Immediately after declaring in his 1857 lecture “Statues in Rome” that “the component parts of human character are the same now as then,” Melville went on to declare, “And yet there was about all the Romans a heroic tone peculiar to ancient life. Their virtues were great and noble, and these virtues made them great and noble. They possessed a natural majesty that was not put on and taken off at pleasure, as was that of certain eastern monarchs when they put on or took off their garments of Tyrian dye. It is to be hoped that this is not wholly lost from the world, although the sense of earthly vanity inculcated by Christianity may have swallowed it up in humility” (NN PTO 402). 
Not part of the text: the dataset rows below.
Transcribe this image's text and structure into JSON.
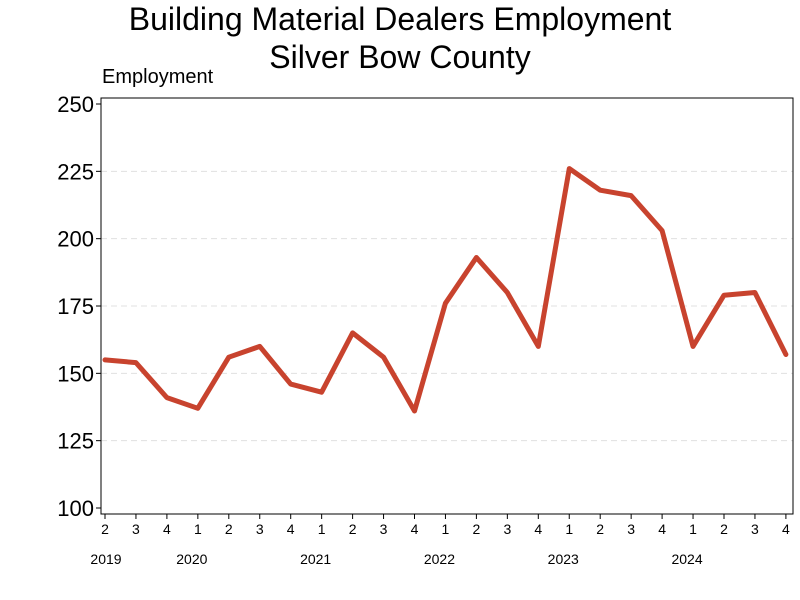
{
  "chart_data": {
    "type": "line",
    "title_line1": "Building Material Dealers Employment",
    "title_line2": "Silver Bow County",
    "xlabel": "",
    "ylabel": "Employment",
    "ylim": [
      100,
      250
    ],
    "yticks": [
      100,
      125,
      150,
      175,
      200,
      225,
      250
    ],
    "grid": true,
    "line_color": "#C8432E",
    "grid_color": "#E0E0E0",
    "x": [
      {
        "quarter": "2",
        "year": "2019"
      },
      {
        "quarter": "3",
        "year": "2019"
      },
      {
        "quarter": "4",
        "year": "2019"
      },
      {
        "quarter": "1",
        "year": "2020"
      },
      {
        "quarter": "2",
        "year": "2020"
      },
      {
        "quarter": "3",
        "year": "2020"
      },
      {
        "quarter": "4",
        "year": "2020"
      },
      {
        "quarter": "1",
        "year": "2021"
      },
      {
        "quarter": "2",
        "year": "2021"
      },
      {
        "quarter": "3",
        "year": "2021"
      },
      {
        "quarter": "4",
        "year": "2021"
      },
      {
        "quarter": "1",
        "year": "2022"
      },
      {
        "quarter": "2",
        "year": "2022"
      },
      {
        "quarter": "3",
        "year": "2022"
      },
      {
        "quarter": "4",
        "year": "2022"
      },
      {
        "quarter": "1",
        "year": "2023"
      },
      {
        "quarter": "2",
        "year": "2023"
      },
      {
        "quarter": "3",
        "year": "2023"
      },
      {
        "quarter": "4",
        "year": "2023"
      },
      {
        "quarter": "1",
        "year": "2024"
      },
      {
        "quarter": "2",
        "year": "2024"
      },
      {
        "quarter": "3",
        "year": "2024"
      },
      {
        "quarter": "4",
        "year": "2024"
      }
    ],
    "years": [
      {
        "label": "2019",
        "first_index": 0
      },
      {
        "label": "2020",
        "first_index": 3
      },
      {
        "label": "2021",
        "first_index": 7
      },
      {
        "label": "2022",
        "first_index": 11
      },
      {
        "label": "2023",
        "first_index": 15
      },
      {
        "label": "2024",
        "first_index": 19
      }
    ],
    "series": [
      {
        "values": [
          155,
          154,
          141,
          137,
          156,
          160,
          146,
          143,
          165,
          156,
          136,
          176,
          193,
          180,
          160,
          226,
          218,
          216,
          203,
          160,
          179,
          180,
          157
        ]
      }
    ]
  }
}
Near the end of “Statues in Rome” Melville expressed the lasting value of his subject in these words: “Governments have changed; empires have fallen; nations have passed away; but these mute marbles remain—the oracles of time, the perfection of art.” To him, as to the editors of the Historic Gallery in London fifty years earlier, “the deeds of the ancients were noble, and so are their arts; and as the one is kept in the memory of man by the glowing words of their own historians and poets, so should the memory of the other be kept green in the minds of men by the careful preservation of their noble statuary. These ancients live while these statues endure, and seem to breathe inspiration through the world, giving purpose, shape, and impetus to what was created high, or grand, or beautiful” (NN PTO 408-09).

The engravings that Melville acquired of the Roman busts in this section not only reminded him of the antique busts he had actually seen in Rome and of the noble Roman history that had been brought to life in the words of Virgil, Plutarch, and Gibbon; these silent busts also spoke to Melville’s own unending internal conversation about the relative value of competing religious, political, and social systems over the face of the earth over the course of centuries. That Melville acquired an engraving of Julian, for example, and showed a Gibbonesque appreciation for the “pagan” mind and “civilizing” achievements of this so-called “Apostate” in his own novels and poems, underscores an ecumenical appreciation of contrasting cultural traditions comparable to the mixture of Greek, Persian, and Christian subjects and sites in chapter 1.